For launch-day simulation, use a very fast ramp — 30 seconds from zero to full VU count — to reproduce the “game just went live” traffic shape:

execution:
- executor: k6
concurrency:
- const: 0
duration: 0s
- const: 5000 # 5 000 concurrent match requests
duration: 30s # instant storm
hold-for: 3m
scenario: matchmaking

This produces the sharpest possible load shape. Monitor the matchmaking service’s queue depth metric alongside the MaxoPerf results to correlate enqueue rate with queue depth growth.

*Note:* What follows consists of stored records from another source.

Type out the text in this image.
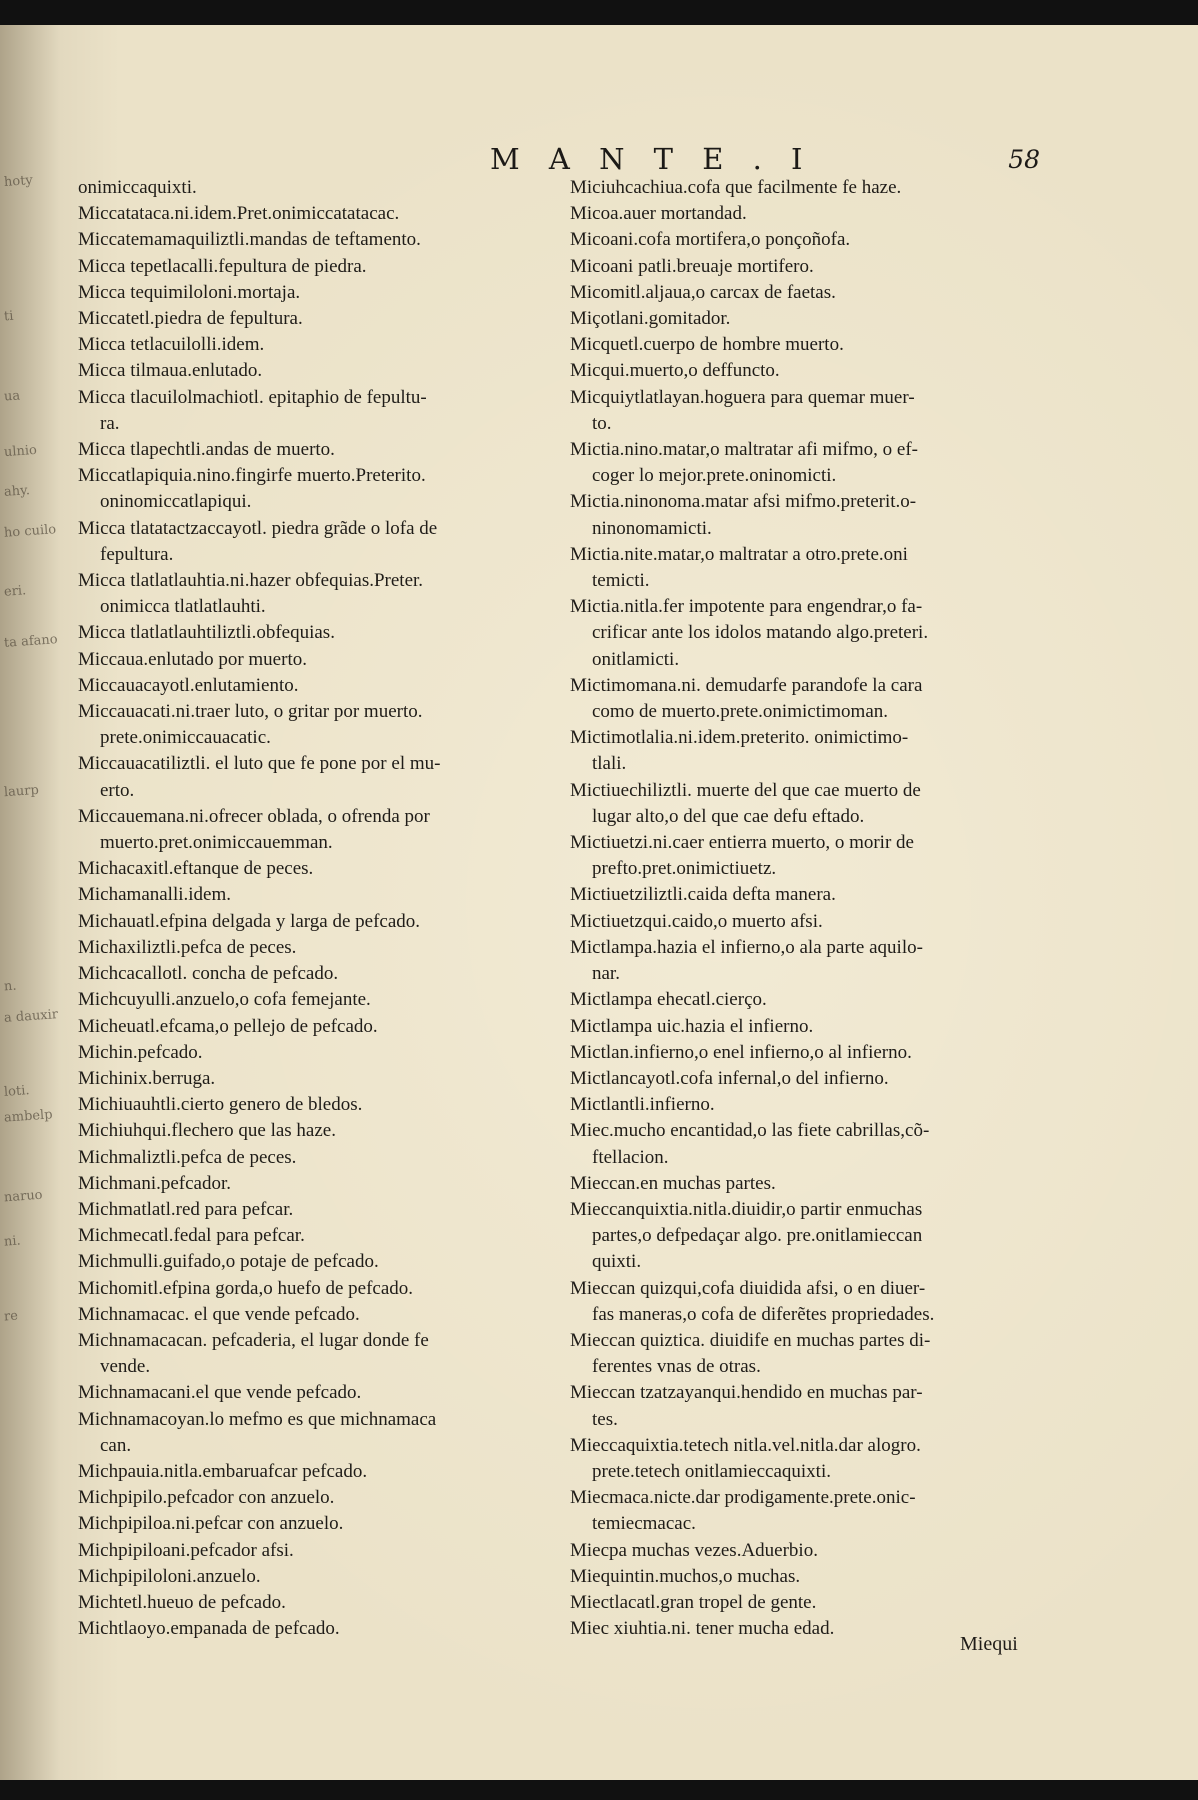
hoty
ti
ua
ulnio
ahy.
ho cuilo
eri.
ta afano
laurp
n.
a dauxir
loti.
ambelp
naruo
ni.
re
M A N T E . I	58
onimiccaquixti.
Miccatataca.ni.idem.Pret.onimiccatatacac.
Miccatemamaquiliztli.mandas de teftamento.
Micca tepetlacalli.fepultura de piedra.
Micca tequimiloloni.mortaja.
Miccatetl.piedra de fepultura.
Micca tetlacuilolli.idem.
Micca tilmaua.enlutado.
Micca tlacuilolmachiotl. epitaphio de fepultu-
ra.
Micca tlapechtli.andas de muerto.
Miccatlapiquia.nino.fingirfe muerto.Preterito.
oninomiccatlapiqui.
Micca tlatatactzaccayotl. piedra grãde o lofa de
fepultura.
Micca tlatlatlauhtia.ni.hazer obfequias.Preter.
onimicca tlatlatlauhti.
Micca tlatlatlauhtiliztli.obfequias.
Miccaua.enlutado por muerto.
Miccauacayotl.enlutamiento.
Miccauacati.ni.traer luto, o gritar por muerto.
prete.onimiccauacatic.
Miccauacatiliztli. el luto que fe pone por el mu-
erto.
Miccauemana.ni.ofrecer oblada, o ofrenda por
muerto.pret.onimiccauemman.
Michacaxitl.eftanque de peces.
Michamanalli.idem.
Michauatl.efpina delgada y larga de pefcado.
Michaxiliztli.pefca de peces.
Michcacallotl. concha de pefcado.
Michcuyulli.anzuelo,o cofa femejante.
Micheuatl.efcama,o pellejo de pefcado.
Michin.pefcado.
Michinix.berruga.
Michiuauhtli.cierto genero de bledos.
Michiuhqui.flechero que las haze.
Michmaliztli.pefca de peces.
Michmani.pefcador.
Michmatlatl.red para pefcar.
Michmecatl.fedal para pefcar.
Michmulli.guifado,o potaje de pefcado.
Michomitl.efpina gorda,o huefo de pefcado.
Michnamacac. el que vende pefcado.
Michnamacacan. pefcaderia, el lugar donde fe
vende.
Michnamacani.el que vende pefcado.
Michnamacoyan.lo mefmo es que michnamaca
can.
Michpauia.nitla.embaruafcar pefcado.
Michpipilo.pefcador con anzuelo.
Michpipiloa.ni.pefcar con anzuelo.
Michpipiloani.pefcador afsi.
Michpipiloloni.anzuelo.
Michtetl.hueuo de pefcado.
Michtlaoyo.empanada de pefcado.
Miciuhcachiua.cofa que facilmente fe haze.
Micoa.auer mortandad.
Micoani.cofa mortifera,o ponçoñofa.
Micoani patli.breuaje mortifero.
Micomitl.aljaua,o carcax de faetas.
Miçotlani.gomitador.
Micquetl.cuerpo de hombre muerto.
Micqui.muerto,o deffuncto.
Micquiytlatlayan.hoguera para quemar muer-
to.
Mictia.nino.matar,o maltratar afi mifmo, o ef-
coger lo mejor.prete.oninomicti.
Mictia.ninonoma.matar afsi mifmo.preterit.o-
ninonomamicti.
Mictia.nite.matar,o maltratar a otro.prete.oni
temicti.
Mictia.nitla.fer impotente para engendrar,o fa-
crificar ante los idolos matando algo.preteri.
onitlamicti.
Mictimomana.ni. demudarfe parandofe la cara
como de muerto.prete.onimictimoman.
Mictimotlalia.ni.idem.preterito. onimictimo-
tlali.
Mictiuechiliztli. muerte del que cae muerto de
lugar alto,o del que cae defu eftado.
Mictiuetzi.ni.caer entierra muerto, o morir de
prefto.pret.onimictiuetz.
Mictiuetziliztli.caida defta manera.
Mictiuetzqui.caido,o muerto afsi.
Mictlampa.hazia el infierno,o ala parte aquilo-
nar.
Mictlampa ehecatl.cierço.
Mictlampa uic.hazia el infierno.
Mictlan.infierno,o enel infierno,o al infierno.
Mictlancayotl.cofa infernal,o del infierno.
Mictlantli.infierno.
Miec.mucho encantidad,o las fiete cabrillas,cõ-
ftellacion.
Mieccan.en muchas partes.
Mieccanquixtia.nitla.diuidir,o partir enmuchas
partes,o defpedaçar algo. pre.onitlamieccan
quixti.
Mieccan quizqui,cofa diuidida afsi, o en diuer-
fas maneras,o cofa de diferẽtes propriedades.
Mieccan quiztica. diuidife en muchas partes di-
ferentes vnas de otras.
Mieccan tzatzayanqui.hendido en muchas par-
tes.
Mieccaquixtia.tetech nitla.vel.nitla.dar alogro.
prete.tetech onitlamieccaquixti.
Miecmaca.nicte.dar prodigamente.prete.onic-
temiecmacac.
Miecpa muchas vezes.Aduerbio.
Miequintin.muchos,o muchas.
Miectlacatl.gran tropel de gente.
Miec xiuhtia.ni. tener mucha edad.
Miequi
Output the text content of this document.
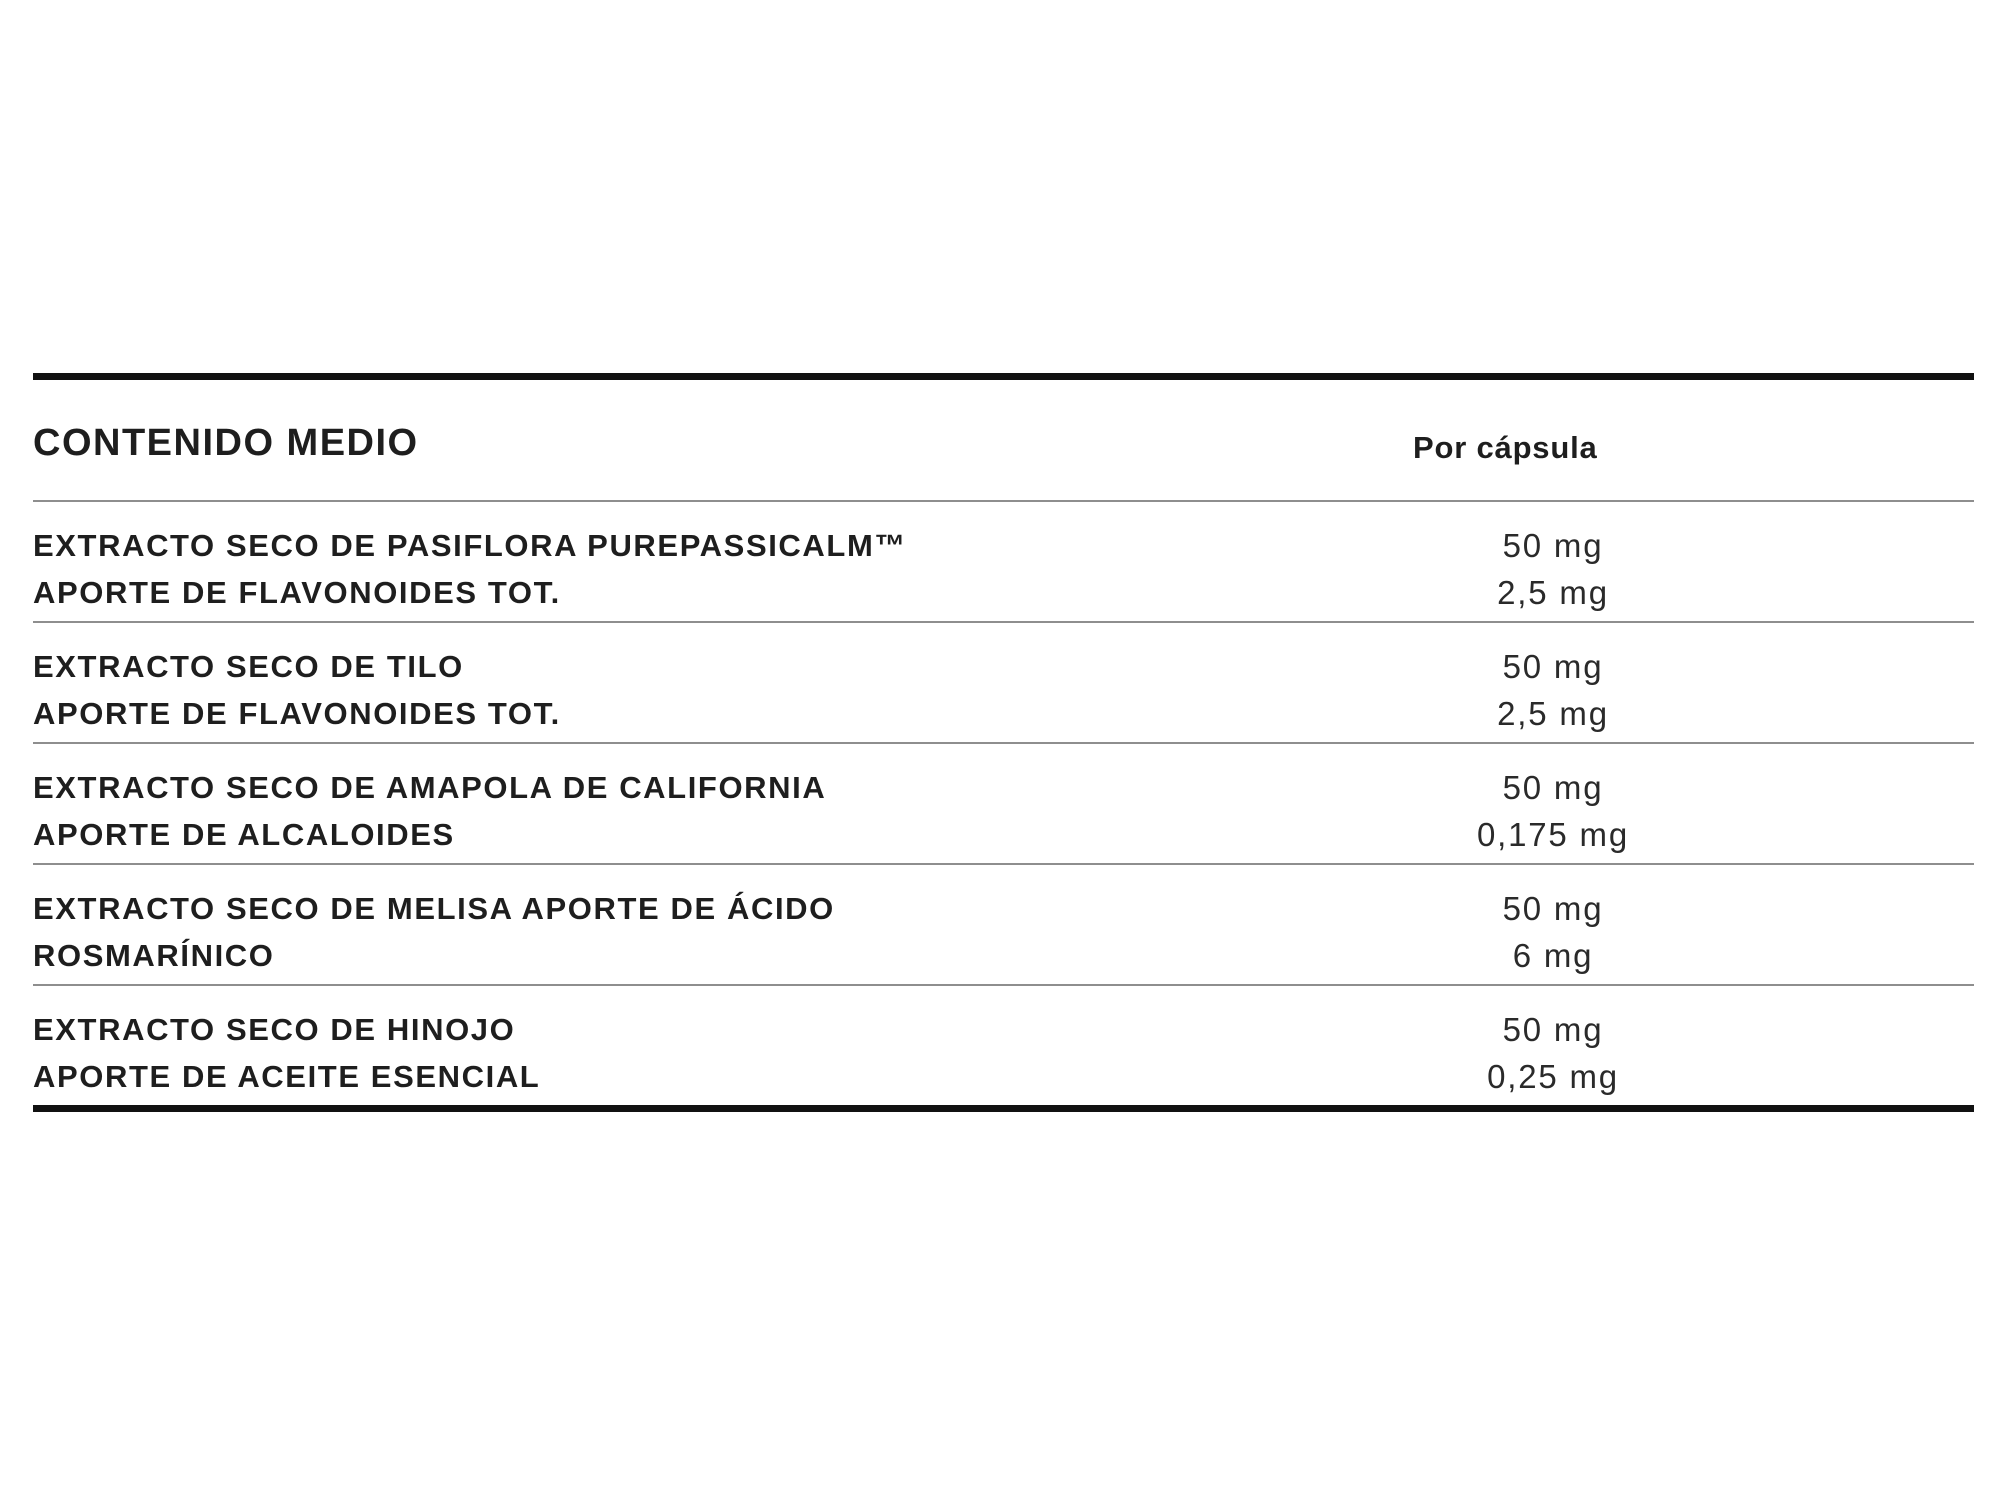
CONTENIDO MEDIO	Por cápsula
EXTRACTO SECO DE PASIFLORA PUREPASSICALM™
APORTE DE FLAVONOIDES TOT.
50 mg
2,5 mg
EXTRACTO SECO DE TILO
APORTE DE FLAVONOIDES TOT.
50 mg
2,5 mg
EXTRACTO SECO DE AMAPOLA DE CALIFORNIA
APORTE DE ALCALOIDES
50 mg
0,175 mg
EXTRACTO SECO DE MELISA APORTE DE ÁCIDO
ROSMARÍNICO
50 mg
6 mg
EXTRACTO SECO DE HINOJO
APORTE DE ACEITE ESENCIAL
50 mg
0,25 mg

  • matchmaking_wait_ms p95. This is the headline metric. Growth across the hold phase indicates match-formation latency is degrading.
  • Enqueue error rate. 429 or 503 responses on the /queue POST indicate the backend is rate-limiting or overloaded at the ingestion layer.
  • match found within 60s check failure rate. Any virtual player that times out in the 60-second poll window counts as a failed check. A rising failure rate means players are being abandoned in the queue.
  • Session join errors. A match ticket issued but session join fails indicates a mismatch between the matchmaker’s session-allocation output and the session server’s actual capacity.

Do:

  • Run the matchmaking test alongside a game server load test to validate end-to-end capacity — matchmaking capacity only matters if the game server can handle the matched sessions.
  • Include party tokens in your data set to test group matchmaking, not just solo queues.
  • Monitor server-side queue depth metrics (e.g. Redis queue length) alongside MaxoPerf results to understand the queue pipeline health, not just the client-visible wait time.

Don’t:

  • Use a single static player token for all virtual users — most matchmaking services deduplicate queue entries by player ID and will silently ignore repeat enqueues from the same identity.
  • Treat a 30-second average wait time as acceptable without checking the p99 — a small fraction of players stuck in a 5-minute queue destroys retention even if the median is fine.
  • Skip the session-join step — the test only validates the full funnel if it verifies that a matched ticket can actually convert to a live session.